PubNub Java SDK 6.3.0

This page outlines the steps to follow to create a simple Hello World application with PubNub. This covers the basics of integrating PubNub in your application: setting up a connection to PubNub, and sending and receiving messages.

  1. PubNub account
  2. Download the SDK
  3. Send messages

PubNub account

Sign in or create an account to create an app on the Admin Portal and get the keys to use in your application.

When you create a new app, the first set of keys is generated automatically, but a single app can have as many keysets as you like.
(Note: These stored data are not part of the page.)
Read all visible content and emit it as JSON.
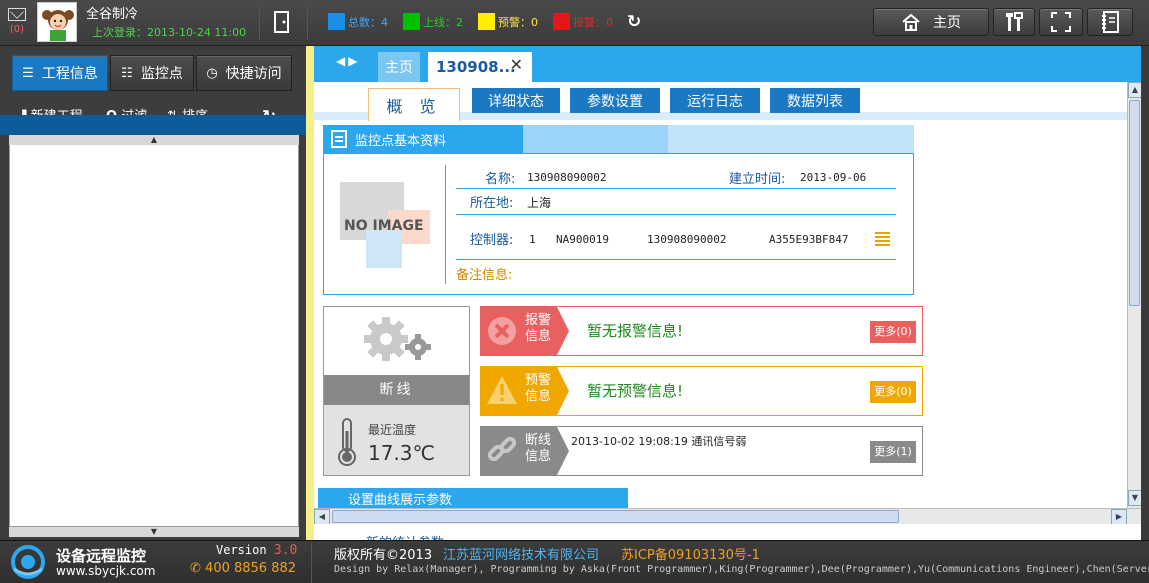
{
  "header": {
    "mail_count": "(0)",
    "username": "全谷制冷",
    "last_login": "上次登录：2013-10-24 11:00",
    "stats": [
      {
        "label": "总数：4",
        "color": "#1b8fe6",
        "text_color": "#3aa8ff"
      },
      {
        "label": "上线：2",
        "color": "#00c000",
        "text_color": "#1fd41f"
      },
      {
        "label": "预警：0",
        "color": "#ffee00",
        "text_color": "#ffe640"
      },
      {
        "label": "报警：0",
        "color": "#e01818",
        "text_color": "#d03030"
      }
    ],
    "home_label": "主页"
  },
  "sidebar": {
    "tabs": [
      {
        "label": "工程信息",
        "icon": "list-icon"
      },
      {
        "label": "监控点",
        "icon": "list-icon"
      },
      {
        "label": "快捷访问",
        "icon": "clock-icon"
      }
    ],
    "toolbar": {
      "new_project": "新建工程",
      "filter": "过滤",
      "sort": "排序"
    }
  },
  "tabs": {
    "home": "主页",
    "current": "130908..."
  },
  "subtabs": [
    "概 览",
    "详细状态",
    "参数设置",
    "运行日志",
    "数据列表"
  ],
  "info": {
    "section_title": "监控点基本资料",
    "no_image": "NO IMAGE",
    "name_label": "名称:",
    "name_value": "130908090002",
    "created_label": "建立时间:",
    "created_value": "2013-09-06",
    "location_label": "所在地:",
    "location_value": "上海",
    "controller_label": "控制器:",
    "controller_values": [
      "1",
      "NA900019",
      "130908090002",
      "A355E93BF847"
    ],
    "remark_label": "备注信息:"
  },
  "device": {
    "status": "断线",
    "temp_label": "最近温度",
    "temp_value": "17.3℃"
  },
  "alerts": [
    {
      "badge": "报警信息",
      "message": "暂无报警信息!",
      "more": "更多(0)",
      "color": "#e86060",
      "border": "#e86060"
    },
    {
      "badge": "预警信息",
      "message": "暂无预警信息!",
      "more": "更多(0)",
      "color": "#f0a800",
      "border": "#f0a800"
    },
    {
      "badge": "断线信息",
      "message": "2013-10-02 19:08:19  通讯信号弱",
      "more": "更多(1)",
      "color": "#8a8a8a",
      "border": "#8a8a8a"
    }
  ],
  "bottom": {
    "section_title": "设置曲线展示参数",
    "next_title": "新的统计参数"
  },
  "footer": {
    "brand": "设备远程监控",
    "site": "www.sbycjk.com",
    "version_label": "Version",
    "version_num": "3.0",
    "phone": "400 8856 882",
    "copyright": "版权所有©2013",
    "company": "江苏蓝河网络技术有限公司",
    "icp": "苏ICP备09103130号-1",
    "credits": "Design by Relax(Manager), Programming by Aska(Front Programmer),King(Programmer),Dee(Programmer),Yu(Communications Engineer),Chen(Server"
  }
}
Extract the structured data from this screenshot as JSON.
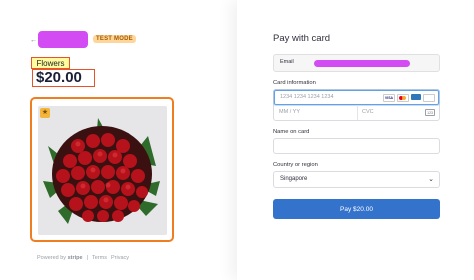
{
  "merchant": {
    "back_icon": "arrow-left-icon",
    "test_mode_badge": "TEST MODE"
  },
  "product": {
    "name": "Flowers",
    "price": "$20.00",
    "image_subject": "bouquet of red roses"
  },
  "footer": {
    "powered_by": "Powered by",
    "brand": "stripe",
    "terms": "Terms",
    "privacy": "Privacy"
  },
  "form": {
    "title": "Pay with card",
    "email_label": "Email",
    "card_info_label": "Card information",
    "card_number_placeholder": "1234 1234 1234 1234",
    "expiry_placeholder": "MM / YY",
    "cvc_placeholder": "CVC",
    "card_brands": [
      "VISA",
      "MC",
      "AMEX",
      "JCB"
    ],
    "name_label": "Name on card",
    "country_label": "Country or region",
    "country_value": "Singapore",
    "pay_button": "Pay $20.00"
  },
  "colors": {
    "accent": "#3473cc",
    "redaction": "#d24bf3",
    "highlight_border": "#e8542a",
    "test_mode_bg": "#ffd699"
  }
}
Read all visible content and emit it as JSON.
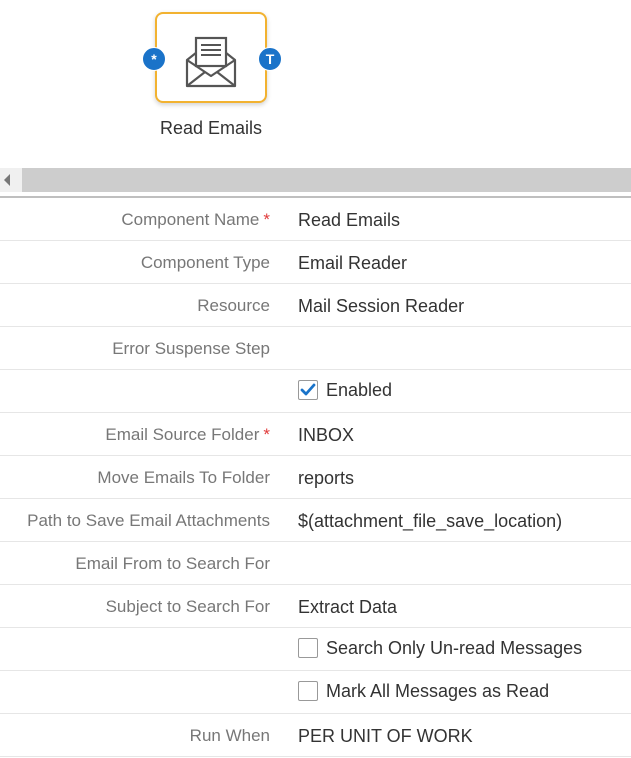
{
  "node": {
    "label": "Read Emails",
    "input_port": "*",
    "output_port": "T",
    "icon": "envelope-open-icon",
    "border_color": "#f2b230",
    "port_color": "#1a73c9"
  },
  "properties": [
    {
      "label": "Component Name",
      "required": "*",
      "value": "Read Emails"
    },
    {
      "label": "Component Type",
      "value": "Email Reader"
    },
    {
      "label": "Resource",
      "value": "Mail Session Reader"
    },
    {
      "label": "Error Suspense Step",
      "value": ""
    },
    {
      "checkbox": "Enabled",
      "checked": true
    },
    {
      "label": "Email Source Folder",
      "required": "*",
      "value": "INBOX"
    },
    {
      "label": "Move Emails To Folder",
      "value": "reports"
    },
    {
      "label": "Path to Save Email Attachments",
      "value": "$(attachment_file_save_location)"
    },
    {
      "label": "Email From to Search For",
      "value": ""
    },
    {
      "label": "Subject to Search For",
      "value": "Extract Data"
    },
    {
      "checkbox": "Search Only Un-read Messages",
      "checked": false
    },
    {
      "checkbox": "Mark All Messages as Read",
      "checked": false
    },
    {
      "label": "Run When",
      "value": "PER UNIT OF WORK"
    }
  ],
  "colors": {
    "required": "#e03a3a",
    "check": "#1a73c9"
  }
}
We recommend that you create separate keysets for production and test environments.

Download the SDK

Download the SDK from any of the following sources:

Use Maven

To integrate PubNub into your project using Maven, add the following dependency in your pom.xml:

<dependency>
<groupId>com.pubnub</groupId>
<artifactId>pubnub-gson</artifactId>
<version>6.3.0</version>
</dependency>

Use Gradle

To integrate PubNub into your project using Gradle, add the following dependency in your build.gradle file:

compile group: 'com.pubnub', name: 'pubnub-gson', version: '6.3.0'

Use a .jar file

To integrate PubNub into your project using a .jar file, download and copy the PubNub Java archive file into your project's libs directory.

https://github.com/pubnub/java/releases/tag/6.3.0

Get the source code

https://github.com/pubnub/java/

Configure PubNub

In the IDE of your choice, create a new Java project. In that project, create a new App class with the following content. This is the minimum configuration you need to send and receive messages with PubNub.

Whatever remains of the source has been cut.